Por: Jorge Richter Ramírez**
Lo obligaron a renunciar y con él buscaron que todos renunciemos. Era una acción humillante y desdeñosa hacia nuestra democracia. A partir de ese instante, todo fue unidireccional con calificaciones cargadas de resentimiento y advertencias de detenciones y judicialización.
La historia de nuestra región está signada por un enorme
listado de momentos políticos de quiebres en el poder civil. El 29 de junio de
1954 Jacobo Árbenz, hasta entonces presidente de Guatemala, era obligado a
renunciar en una acción donde las Fuerzas Armadas de aquel país, confabuladas
con la CIA, terminaron con la revolución que se había iniciado en 1944.
Escribió Luis Cardoza y Aragón: “Pienso en Árbenz, nos habían derrotado, lo
habían vejado en el aeropuerto de Guatemala, en él nos habían vejado a todos
los guatemaltecos”.
El 16 de septiembre de 1955, cuando la tarde recién
comenzaba en aquel infausto día para la democracia y el movimiento obrero
argentino, las fuerzas del general Eduardo Lonardi iniciaron el ataque militar
que intimaría al general Perón a renunciar a la presidencia tras una década en
el gobierno. El líder argentino no ofreció resistencia y tampoco quiso acudir a
los trabajadores para instalar una defensa que podía terminar en un “baño de
sangre”. Horas después admitía que ya no había nada que hacer.

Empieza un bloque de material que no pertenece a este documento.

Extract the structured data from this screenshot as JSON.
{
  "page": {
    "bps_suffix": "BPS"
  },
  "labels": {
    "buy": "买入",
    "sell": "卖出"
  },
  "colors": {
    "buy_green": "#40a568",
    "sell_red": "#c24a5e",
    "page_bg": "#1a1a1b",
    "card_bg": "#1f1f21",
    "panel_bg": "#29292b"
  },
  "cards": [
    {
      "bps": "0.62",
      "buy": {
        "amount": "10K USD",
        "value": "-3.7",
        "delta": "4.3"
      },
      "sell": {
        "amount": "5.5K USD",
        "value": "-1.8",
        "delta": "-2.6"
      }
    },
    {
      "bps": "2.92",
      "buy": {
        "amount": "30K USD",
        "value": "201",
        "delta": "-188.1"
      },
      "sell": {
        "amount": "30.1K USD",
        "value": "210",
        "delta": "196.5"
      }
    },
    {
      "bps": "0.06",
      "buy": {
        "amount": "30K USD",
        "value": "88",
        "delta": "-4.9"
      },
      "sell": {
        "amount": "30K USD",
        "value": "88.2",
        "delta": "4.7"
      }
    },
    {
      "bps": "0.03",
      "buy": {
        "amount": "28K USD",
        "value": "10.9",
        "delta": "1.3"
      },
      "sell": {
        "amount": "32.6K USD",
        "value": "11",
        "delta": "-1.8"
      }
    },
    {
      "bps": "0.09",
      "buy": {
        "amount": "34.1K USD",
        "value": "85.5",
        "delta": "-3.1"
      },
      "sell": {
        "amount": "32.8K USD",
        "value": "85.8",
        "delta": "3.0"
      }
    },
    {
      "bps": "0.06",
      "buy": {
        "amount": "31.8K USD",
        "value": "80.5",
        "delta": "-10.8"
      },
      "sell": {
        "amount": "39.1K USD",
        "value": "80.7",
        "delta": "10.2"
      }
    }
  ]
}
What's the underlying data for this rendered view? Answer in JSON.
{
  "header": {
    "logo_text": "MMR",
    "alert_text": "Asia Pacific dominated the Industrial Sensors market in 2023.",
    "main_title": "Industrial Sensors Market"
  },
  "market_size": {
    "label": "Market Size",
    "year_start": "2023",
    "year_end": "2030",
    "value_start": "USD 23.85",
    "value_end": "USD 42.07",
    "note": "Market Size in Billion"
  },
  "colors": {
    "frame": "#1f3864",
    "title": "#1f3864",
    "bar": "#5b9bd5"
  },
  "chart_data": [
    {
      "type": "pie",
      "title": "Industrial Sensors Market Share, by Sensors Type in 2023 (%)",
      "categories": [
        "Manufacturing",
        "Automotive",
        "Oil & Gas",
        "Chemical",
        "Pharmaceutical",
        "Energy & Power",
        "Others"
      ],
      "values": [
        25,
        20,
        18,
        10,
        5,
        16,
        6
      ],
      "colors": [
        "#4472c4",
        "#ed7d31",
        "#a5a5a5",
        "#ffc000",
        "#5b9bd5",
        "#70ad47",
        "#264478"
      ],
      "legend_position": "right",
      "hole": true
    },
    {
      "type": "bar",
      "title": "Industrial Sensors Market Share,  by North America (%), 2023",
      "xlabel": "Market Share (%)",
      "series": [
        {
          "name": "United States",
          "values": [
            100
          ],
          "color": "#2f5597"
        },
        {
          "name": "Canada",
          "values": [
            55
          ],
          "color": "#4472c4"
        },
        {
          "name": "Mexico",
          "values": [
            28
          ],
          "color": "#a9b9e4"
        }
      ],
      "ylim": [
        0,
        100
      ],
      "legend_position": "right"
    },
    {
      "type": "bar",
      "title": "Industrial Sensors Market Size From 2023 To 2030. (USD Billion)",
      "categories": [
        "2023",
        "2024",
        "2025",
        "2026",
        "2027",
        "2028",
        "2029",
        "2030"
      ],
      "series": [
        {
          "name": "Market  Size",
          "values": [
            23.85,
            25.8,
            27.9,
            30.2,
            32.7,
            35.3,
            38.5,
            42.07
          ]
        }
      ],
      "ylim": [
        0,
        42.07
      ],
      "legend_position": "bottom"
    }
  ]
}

Unas décadas más tarde, en septiembre de 1973, otro líder
emblemático de una Latinoamérica siempre agobiada era emplazado a renunciar. El
entonces comandante en Jefe de las Fuerzas Armadas chilenas, general Augusto
Pinochet, otorgaba un plazo perentorio al presidente Salvador Allende para que
haga dejación de su investidura. La respuesta del mandatario fue la que solo
hombres de una trascendencia histórica como la de Allende pueden tener: “Pagaré
con mi vida la lealtad del pueblo. Y les digo que tengo la certeza que la
semilla que entregáramos a la conciencia digna de miles y miles de chilenos, no
podrá ser cegada definitivamente… Trabajadores de mi Patria, quiero
agradecerles la lealtad que siempre tuvieron, la confianza que depositaron en
un hombre que solo fue intérprete de grandes anhelos de justicia”. El día 11 de
aquel mes, rechazando cualquier posibilidad de renunciar al mandato que el voto
popular le confirió, ofrendó su vida ante las fuerzas de Pinochet.
En el tiempo, las formas mutaron a “insinuaciones” menos
presenciales, pero no por ello faltas de efectividad. El Neogolpismo que ya había actuado bajo formas
militaristas y eventos de judicialización en la región, se pronunció en Bolivia
el 10 de noviembre de 2019, cuando el general Kaliman en conferencia de prensa
leyó un comunicado del conjunto de las Fuerzas Armadas de Bolivia: “Ante
la escalada de conflictos que atraviesa el país y velando por la vida, la
seguridad y la garantía del imperio de la CPE, en conformidad al artículo 20 de
la Ley Orgánica de las FFAA y luego de analizar la situación conflictiva,
sugerimos al presidente del Estado que renuncie”. Las alternativas para el
poder civil de entonces se redujeron a dos caminos únicamente: la vía Perón o
la decisión de Allende. Consumaron un golpe porque tenían intereses de clase
dominante y otros notoriamente económicos, pero un hecho mayor los inquietó
siempre, quienes gobernaban, distintos en color de piel y apellidos, les eran
antipáticos por su contenido popular. Para validar socialmente el golpe
precisaban de la indignación colectiva, la narrativa del fraude electoral fue
el argumento. Nunca lo probaron, pero les sirvió para despedazar la
institucionalidad electoral y la vida de miles de bolivianos.
Pienso en Bolivia y en el valor formidable de 3.393.801 mujeres y hombres que le dijeron al país y al mundo que en Bolivia hubo un grito pacífico y democrático, de una enorme voz popular que dijo no al fraude, no al golpe, no al odio y no a la intolerancia.
*Artículo publicado en el diario La Razón.